Argentine, Brésil, Uruguay : aucun des trois gros favoris de la Copa America 2011 n’a réussi son entrée dans la compétition, n’obtenant pas mieux qu’un match nul. Un démarrage en douceur donc pour peut-être une fin en trombe.

La timide Argentine

L’attente autour de l’Albiceleste est énorme : l’équipe nationale joue à domicile, poussée par un pays tout entier et compte dans ses rangs le meilleur joueur du monde, Lionel Messi, qui a tout à prouver dans son pays d’origine. Le match d’ouverture contre une petite équipe bolivienne semblait donc largement à la portée de la sélection dirigée par Sergio Battista. Une pléiade de joueurs qui évoluent dans les plus grands clubs n’a pourtant pas suffit à lancer l’Argentine sur d’excellents rails : dominée dés le retour des vestiaires grâce à une talonnade bolivienne audacieuse sur corner, il faut une somptueuse reprise de volée dans la surface adverse d’Agüero pour accrocher le nul, 1 partout.
Messi, bien en vue en début de rencontre, ne sera pas parvenu à imposer sa classe, peu suivi par ses coéquipiers. Les argentins sont apparus brouillons, poussifs, manquant cruellement d’audace et de folie. Pour autant, la qualité de l’effectif laisse à penser qu’une montée en puissance est possible.

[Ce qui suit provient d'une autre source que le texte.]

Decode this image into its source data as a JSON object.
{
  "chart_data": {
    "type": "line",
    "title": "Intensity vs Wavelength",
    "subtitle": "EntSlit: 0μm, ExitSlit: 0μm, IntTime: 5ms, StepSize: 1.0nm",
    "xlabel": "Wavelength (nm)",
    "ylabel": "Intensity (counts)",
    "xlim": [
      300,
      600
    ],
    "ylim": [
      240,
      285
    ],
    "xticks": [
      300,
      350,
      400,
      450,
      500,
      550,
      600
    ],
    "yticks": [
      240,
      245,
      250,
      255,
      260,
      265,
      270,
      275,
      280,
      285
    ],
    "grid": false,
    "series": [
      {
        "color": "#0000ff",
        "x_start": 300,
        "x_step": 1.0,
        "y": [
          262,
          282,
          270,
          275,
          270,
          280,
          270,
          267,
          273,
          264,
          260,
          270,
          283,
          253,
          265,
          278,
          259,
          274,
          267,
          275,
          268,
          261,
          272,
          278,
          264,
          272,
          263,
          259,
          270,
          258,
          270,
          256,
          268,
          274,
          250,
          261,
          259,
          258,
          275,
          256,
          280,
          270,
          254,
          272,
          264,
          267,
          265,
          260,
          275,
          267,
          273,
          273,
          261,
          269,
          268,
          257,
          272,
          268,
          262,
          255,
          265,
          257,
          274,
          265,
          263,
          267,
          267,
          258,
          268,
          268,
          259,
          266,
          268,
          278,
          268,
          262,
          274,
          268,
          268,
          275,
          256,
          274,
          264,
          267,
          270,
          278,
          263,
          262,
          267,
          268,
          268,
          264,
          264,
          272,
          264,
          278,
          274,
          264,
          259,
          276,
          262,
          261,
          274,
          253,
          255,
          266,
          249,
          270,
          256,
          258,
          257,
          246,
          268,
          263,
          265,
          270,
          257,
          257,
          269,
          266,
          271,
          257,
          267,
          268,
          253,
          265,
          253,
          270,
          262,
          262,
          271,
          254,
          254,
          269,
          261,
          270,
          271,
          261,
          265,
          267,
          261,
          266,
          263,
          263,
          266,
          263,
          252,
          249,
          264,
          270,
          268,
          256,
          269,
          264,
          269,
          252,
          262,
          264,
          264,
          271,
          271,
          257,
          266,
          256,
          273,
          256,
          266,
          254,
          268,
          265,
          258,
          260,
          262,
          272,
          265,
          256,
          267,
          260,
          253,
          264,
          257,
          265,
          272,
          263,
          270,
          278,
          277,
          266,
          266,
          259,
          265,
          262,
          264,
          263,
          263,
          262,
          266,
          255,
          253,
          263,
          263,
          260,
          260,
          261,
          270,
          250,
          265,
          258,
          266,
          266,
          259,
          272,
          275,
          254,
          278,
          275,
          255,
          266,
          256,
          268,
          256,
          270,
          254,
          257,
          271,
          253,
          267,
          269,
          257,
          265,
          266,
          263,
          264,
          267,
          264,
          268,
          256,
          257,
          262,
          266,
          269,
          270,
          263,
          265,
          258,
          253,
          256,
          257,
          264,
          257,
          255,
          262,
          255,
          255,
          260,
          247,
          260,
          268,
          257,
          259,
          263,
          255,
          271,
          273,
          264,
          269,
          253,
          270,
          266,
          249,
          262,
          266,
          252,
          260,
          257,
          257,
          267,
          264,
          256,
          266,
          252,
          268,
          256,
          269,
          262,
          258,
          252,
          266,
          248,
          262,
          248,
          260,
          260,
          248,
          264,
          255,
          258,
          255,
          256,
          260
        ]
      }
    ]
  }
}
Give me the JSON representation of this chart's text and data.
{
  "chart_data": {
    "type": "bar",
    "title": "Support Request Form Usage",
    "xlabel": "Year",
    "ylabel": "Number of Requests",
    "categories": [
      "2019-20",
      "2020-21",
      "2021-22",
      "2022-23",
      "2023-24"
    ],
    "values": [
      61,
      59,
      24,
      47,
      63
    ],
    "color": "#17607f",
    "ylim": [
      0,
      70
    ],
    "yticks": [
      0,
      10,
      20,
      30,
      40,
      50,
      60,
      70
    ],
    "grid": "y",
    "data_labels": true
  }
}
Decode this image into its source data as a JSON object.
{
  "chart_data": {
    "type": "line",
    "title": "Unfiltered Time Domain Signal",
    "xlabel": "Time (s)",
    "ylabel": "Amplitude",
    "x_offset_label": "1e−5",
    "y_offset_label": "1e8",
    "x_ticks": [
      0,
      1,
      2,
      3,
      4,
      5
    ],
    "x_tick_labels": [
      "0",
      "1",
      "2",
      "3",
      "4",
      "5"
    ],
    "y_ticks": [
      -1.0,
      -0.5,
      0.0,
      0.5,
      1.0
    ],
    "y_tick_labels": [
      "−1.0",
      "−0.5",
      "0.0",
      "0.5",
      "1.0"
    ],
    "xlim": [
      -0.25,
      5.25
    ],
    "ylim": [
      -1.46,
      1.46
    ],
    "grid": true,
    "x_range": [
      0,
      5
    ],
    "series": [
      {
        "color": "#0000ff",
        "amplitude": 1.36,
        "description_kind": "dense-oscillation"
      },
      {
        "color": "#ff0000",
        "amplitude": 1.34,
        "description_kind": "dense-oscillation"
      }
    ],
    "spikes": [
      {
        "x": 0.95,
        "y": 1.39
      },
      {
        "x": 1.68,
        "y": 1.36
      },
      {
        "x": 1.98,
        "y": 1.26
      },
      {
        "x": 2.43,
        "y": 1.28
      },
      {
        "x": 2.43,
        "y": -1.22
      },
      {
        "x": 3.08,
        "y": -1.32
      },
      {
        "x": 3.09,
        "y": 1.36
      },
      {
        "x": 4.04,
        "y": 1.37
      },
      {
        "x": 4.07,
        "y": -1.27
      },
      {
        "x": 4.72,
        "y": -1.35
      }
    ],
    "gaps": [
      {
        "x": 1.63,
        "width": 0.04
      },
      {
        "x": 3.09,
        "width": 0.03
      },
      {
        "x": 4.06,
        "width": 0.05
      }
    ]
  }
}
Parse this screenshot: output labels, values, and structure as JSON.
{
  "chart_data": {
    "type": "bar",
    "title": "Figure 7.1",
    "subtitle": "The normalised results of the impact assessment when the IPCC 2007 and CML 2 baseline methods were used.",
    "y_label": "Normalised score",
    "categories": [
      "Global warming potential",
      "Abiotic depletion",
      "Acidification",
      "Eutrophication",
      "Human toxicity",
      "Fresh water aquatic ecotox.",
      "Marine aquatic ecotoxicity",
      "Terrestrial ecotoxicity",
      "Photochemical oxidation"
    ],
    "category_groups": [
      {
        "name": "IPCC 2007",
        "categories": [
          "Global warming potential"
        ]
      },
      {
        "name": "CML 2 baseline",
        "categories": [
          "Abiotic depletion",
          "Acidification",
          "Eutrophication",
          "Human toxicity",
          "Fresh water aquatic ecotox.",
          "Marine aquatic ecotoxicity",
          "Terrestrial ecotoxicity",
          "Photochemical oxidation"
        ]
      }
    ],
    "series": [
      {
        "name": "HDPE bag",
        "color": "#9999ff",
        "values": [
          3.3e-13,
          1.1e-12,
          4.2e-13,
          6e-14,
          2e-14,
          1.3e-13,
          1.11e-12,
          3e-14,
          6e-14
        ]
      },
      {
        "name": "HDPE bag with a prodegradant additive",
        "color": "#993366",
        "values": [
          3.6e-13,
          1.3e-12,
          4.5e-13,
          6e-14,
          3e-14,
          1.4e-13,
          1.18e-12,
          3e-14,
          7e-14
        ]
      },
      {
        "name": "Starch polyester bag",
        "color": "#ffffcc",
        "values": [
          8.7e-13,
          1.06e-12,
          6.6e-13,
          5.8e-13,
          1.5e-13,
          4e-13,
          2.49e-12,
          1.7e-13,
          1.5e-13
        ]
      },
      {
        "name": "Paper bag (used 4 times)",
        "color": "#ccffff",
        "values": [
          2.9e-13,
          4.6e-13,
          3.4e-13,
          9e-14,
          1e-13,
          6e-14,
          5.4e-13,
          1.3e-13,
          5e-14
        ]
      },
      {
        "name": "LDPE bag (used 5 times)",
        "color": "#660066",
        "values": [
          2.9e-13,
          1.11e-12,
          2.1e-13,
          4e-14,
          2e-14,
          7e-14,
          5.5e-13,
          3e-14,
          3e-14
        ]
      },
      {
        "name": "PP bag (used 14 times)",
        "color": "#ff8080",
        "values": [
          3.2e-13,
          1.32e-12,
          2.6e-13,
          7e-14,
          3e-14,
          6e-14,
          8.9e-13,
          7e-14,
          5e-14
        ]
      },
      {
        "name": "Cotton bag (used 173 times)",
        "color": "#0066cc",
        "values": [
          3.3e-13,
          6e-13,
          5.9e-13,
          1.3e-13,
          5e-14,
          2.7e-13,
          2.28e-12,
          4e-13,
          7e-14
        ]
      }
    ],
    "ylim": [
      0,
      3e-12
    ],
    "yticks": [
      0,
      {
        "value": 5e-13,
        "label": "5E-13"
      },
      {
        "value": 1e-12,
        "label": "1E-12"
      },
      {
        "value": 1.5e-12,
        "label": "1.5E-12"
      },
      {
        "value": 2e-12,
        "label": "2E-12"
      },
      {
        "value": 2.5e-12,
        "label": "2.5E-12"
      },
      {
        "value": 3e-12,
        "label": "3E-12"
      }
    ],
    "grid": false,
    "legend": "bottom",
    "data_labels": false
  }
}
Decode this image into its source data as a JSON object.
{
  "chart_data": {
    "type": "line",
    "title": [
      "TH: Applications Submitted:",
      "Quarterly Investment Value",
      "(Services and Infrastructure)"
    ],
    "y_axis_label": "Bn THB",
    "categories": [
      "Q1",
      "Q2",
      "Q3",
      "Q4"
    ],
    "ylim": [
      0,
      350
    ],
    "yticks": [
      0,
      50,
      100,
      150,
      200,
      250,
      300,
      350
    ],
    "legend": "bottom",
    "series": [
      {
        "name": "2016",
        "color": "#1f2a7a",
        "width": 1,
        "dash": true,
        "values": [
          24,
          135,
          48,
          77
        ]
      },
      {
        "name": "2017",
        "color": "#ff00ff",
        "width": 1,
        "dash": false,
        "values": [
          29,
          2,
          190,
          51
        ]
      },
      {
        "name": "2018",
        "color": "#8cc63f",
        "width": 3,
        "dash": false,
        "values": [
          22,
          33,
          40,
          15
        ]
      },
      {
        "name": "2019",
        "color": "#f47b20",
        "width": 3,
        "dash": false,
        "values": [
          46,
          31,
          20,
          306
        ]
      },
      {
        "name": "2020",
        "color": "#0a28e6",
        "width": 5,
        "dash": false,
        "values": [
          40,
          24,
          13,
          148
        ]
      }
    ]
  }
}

Elle est en tout cas attendue par un pays entier.

Stars brésiliennes et coupes de cheveux

La question Neymar est sur toutes les lèvres en Europe : viendra-t-il renforcer un club du Vieux Continent la saison prochaine ? Ce Brésil-Vénézuéla était donc l’occasion de découvrir le jeune joueur que l’on dit hyper-talentueux. Coupes de cheveux excentriques pour quelques joueurs de la Seleção, gestes techniques et enchaînements de grande classe : pourtant, les stars brésiliennes ne font pas mieux qu’un match nul contre une petite équipe vénézuélienne, discrète, solidaire, disciplinée. Certes un penalty a été oublié pour les coéquipiers de Robinho et Robinho touche la transversale d’une frappe somptueuse. Mais seul le résultat compte. Pour une équipe que l’on dit assurée de remporter la compétition, il faudra montrer plus d’application dans la dernière passe, plus de précision dans le dernier geste, plus de sobriété dans le jeu pour marquer. Etre une star, même brésilienne, ne suffit pas pour gagner.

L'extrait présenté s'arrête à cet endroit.